Девушка мне показывает тонкими, словно у скрипачки пальцами, как отвинчивается раскаленный капсюль, будто вырывает клыки у тигра.

* * *

Земля летит по вселенной — бомба замедленного действия. Найдутся ли сверхнежные пальцы, чтобы ее обезвредить?

Смотрю на маленькие пальчики, которые схватывают нож на столе и стараются разделить яблоко накрест — на четыре равные части.

— Все яблоко для тебя, Ха, ешь его целиком, — и отбираю нож из ее рук.

— Тяу кхом ан! (Не буду есть!) — заявляет категорически Ха, вдруг потеряв охоту к своему любимому фрукту.

— Какой плохой ребенок! — восклицает моя мать.

Ножки сердито дрыгают под столом, словно я отняла у нее прямо изо рта сладкое лакомство.
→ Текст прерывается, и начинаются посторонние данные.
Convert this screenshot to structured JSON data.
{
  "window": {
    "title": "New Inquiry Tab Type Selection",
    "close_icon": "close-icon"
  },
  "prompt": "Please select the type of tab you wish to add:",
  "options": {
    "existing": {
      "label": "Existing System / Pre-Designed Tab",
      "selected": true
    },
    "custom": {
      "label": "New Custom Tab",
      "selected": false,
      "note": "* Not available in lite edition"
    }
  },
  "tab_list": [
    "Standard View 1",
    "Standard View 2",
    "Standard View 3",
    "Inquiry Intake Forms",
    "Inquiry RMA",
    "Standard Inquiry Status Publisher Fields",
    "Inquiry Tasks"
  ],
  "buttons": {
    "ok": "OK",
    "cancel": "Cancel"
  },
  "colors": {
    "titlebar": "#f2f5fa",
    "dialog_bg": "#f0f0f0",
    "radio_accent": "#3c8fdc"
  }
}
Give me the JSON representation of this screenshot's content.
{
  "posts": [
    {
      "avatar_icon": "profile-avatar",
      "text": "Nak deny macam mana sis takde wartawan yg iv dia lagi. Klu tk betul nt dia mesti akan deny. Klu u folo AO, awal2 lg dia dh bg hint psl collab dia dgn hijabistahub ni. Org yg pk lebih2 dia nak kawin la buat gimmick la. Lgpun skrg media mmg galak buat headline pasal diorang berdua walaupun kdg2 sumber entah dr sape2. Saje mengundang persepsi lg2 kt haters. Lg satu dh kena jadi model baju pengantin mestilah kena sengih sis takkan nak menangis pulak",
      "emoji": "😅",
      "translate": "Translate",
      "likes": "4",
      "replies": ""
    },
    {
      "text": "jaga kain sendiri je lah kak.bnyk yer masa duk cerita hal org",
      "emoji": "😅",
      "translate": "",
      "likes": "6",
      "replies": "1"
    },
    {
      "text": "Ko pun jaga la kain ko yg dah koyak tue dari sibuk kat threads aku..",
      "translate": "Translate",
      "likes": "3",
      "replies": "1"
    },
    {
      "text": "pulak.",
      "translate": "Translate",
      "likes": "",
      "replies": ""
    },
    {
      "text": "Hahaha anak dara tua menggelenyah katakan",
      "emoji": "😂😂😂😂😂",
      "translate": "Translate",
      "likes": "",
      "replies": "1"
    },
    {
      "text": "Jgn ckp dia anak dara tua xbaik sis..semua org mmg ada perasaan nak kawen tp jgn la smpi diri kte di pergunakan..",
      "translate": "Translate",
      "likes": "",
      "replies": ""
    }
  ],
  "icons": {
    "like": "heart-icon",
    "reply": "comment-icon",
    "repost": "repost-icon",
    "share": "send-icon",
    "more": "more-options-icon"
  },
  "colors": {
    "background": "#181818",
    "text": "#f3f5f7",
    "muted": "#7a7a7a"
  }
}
Забываю все на свете, кроме того, чтобы Ха съела яблоко. Ребенок страдает авитаминозом. Да она и обрадовалась, увидев полное блюдо румяных «тао» в этой чужой, остуженной зимним морозом стране. Силюсь вспомнить свои детские капризы, чтобы угадать, где я перекрутила пружинку. Может быть, слишком настаиваю, принуждаю? Когда-то и мне еда осточертевала еще до того, как начать ее есть, из-за нетерпеливых подталкиваний моей матери. Жду. Терплю. Тянусь сама к яблоку и показываю глазами последовать за мной. Ха снова хватает нож и, торопясь, чтобы я его не отобрала, разрезает твердый плод. Едва выдерживаю эту картину: острие проходит у самых пальчиков. Легкий перекос, и палец будет отрезан.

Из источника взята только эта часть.